When shouldn't this module be used?
This module probably isn't right for you if you:
- Need it fast, fast, fast!
- You don't care about searching your sets.
- You don't care about ordering your sets.
In these are true, I would take a look at Set::Object instead.
NOTES
Set::Toolkit sets contain "things" or "members" or "elements". I've avoided saying "objects" because you can really store anything in these sets, from scalars, to objects, to references.
Set::Toolkit does not currently support "weak" sets as defined by Set::Object.

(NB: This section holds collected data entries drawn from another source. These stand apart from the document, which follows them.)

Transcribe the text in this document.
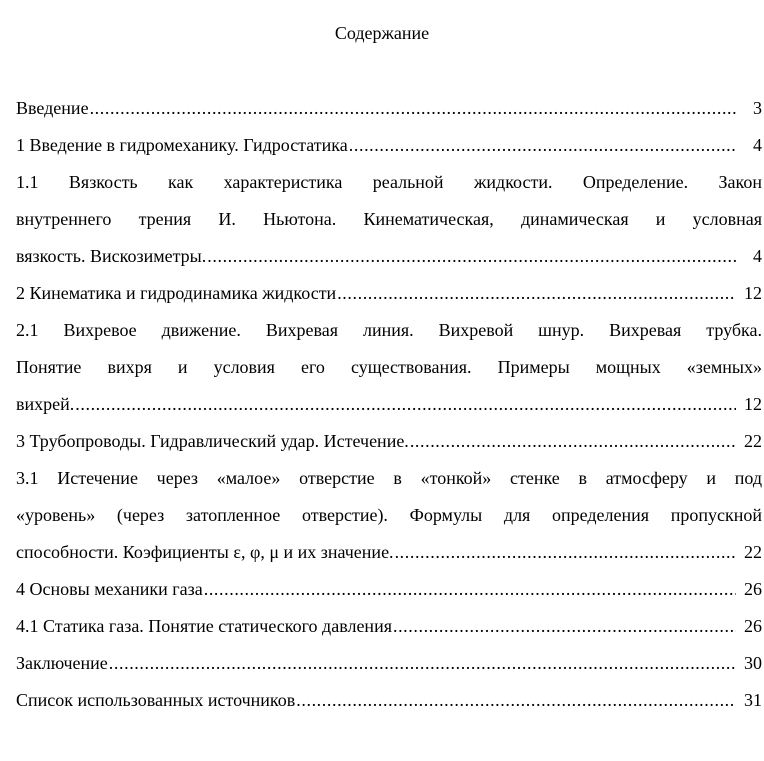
Содержание
Введение .....	3
1 Введение в гидромеханику. Гидростатика .....	4
1.1 Вязкость как характеристика реальной жидкости. Определение. Закон
внутреннего трения И. Ньютона. Кинематическая, динамическая и условная
вязкость. Вискозиметры. .....	4
2 Кинематика и гидродинамика жидкости .....	12
2.1 Вихревое движение. Вихревая линия. Вихревой шнур. Вихревая трубка.
Понятие вихря и условия его существования. Примеры мощных «земных»
вихрей. .....	12
3 Трубопроводы. Гидравлический удар. Истечение. .....	22
3.1 Истечение через «малое» отверстие в «тонкой» стенке в атмосферу и под
«уровень» (через затопленное отверстие). Формулы для определения пропускной
способности. Коэфициенты ε, φ, μ и их значение. .....	22
4 Основы механики газа .....	26
4.1 Статика газа. Понятие статического давления .....	26
Заключение .....	30
Список использованных источников .....	31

Because uniqueness is not enforced by keying into a hash, scalars are not flattened into strings and will not lose their magicks.
SPECIAL DISCLAIMER
This is the first module I've released. I'm open to constructive critiques, bug reports, patches, doc patches, requests for documentation clarification, and so forth. Be gentle =)
AUTHOR
Sir Robert Burbridge, <sirrobert at gmail.com>
BUGS
Please report any bugs or feature requests to bug-set-toolkit at rt.cpan.org
, or through the web interface at http://rt.cpan.org/NoAuth/ReportBug.html?Queue=Set::Toolkit. I will be notified, and then you'll automatically be notified of progress on your bug as I make changes.
SUPPORT
You can find documentation for this module with the perldoc command.
perldoc Set::Toolkit
RT: CPAN's request tracker
AnnoCPAN: Annotated CPAN documentation
CPAN Ratings
Search CPAN
ACKNOWLEDGEMENTS
Thanks to Jean-Louis Leroy and Sam Vilain, the developers/maintainers of Set::Object, for lots of concepts, etc. I'm not actually using any borrowed code under the hood, but I plan to in the future.
COPYRIGHT & LICENSE
Copyright 2010 Sir Robert Burbridge, all rights reserved.
This program is free software; you can redistribute it and/or modify it under the same terms as Perl itself.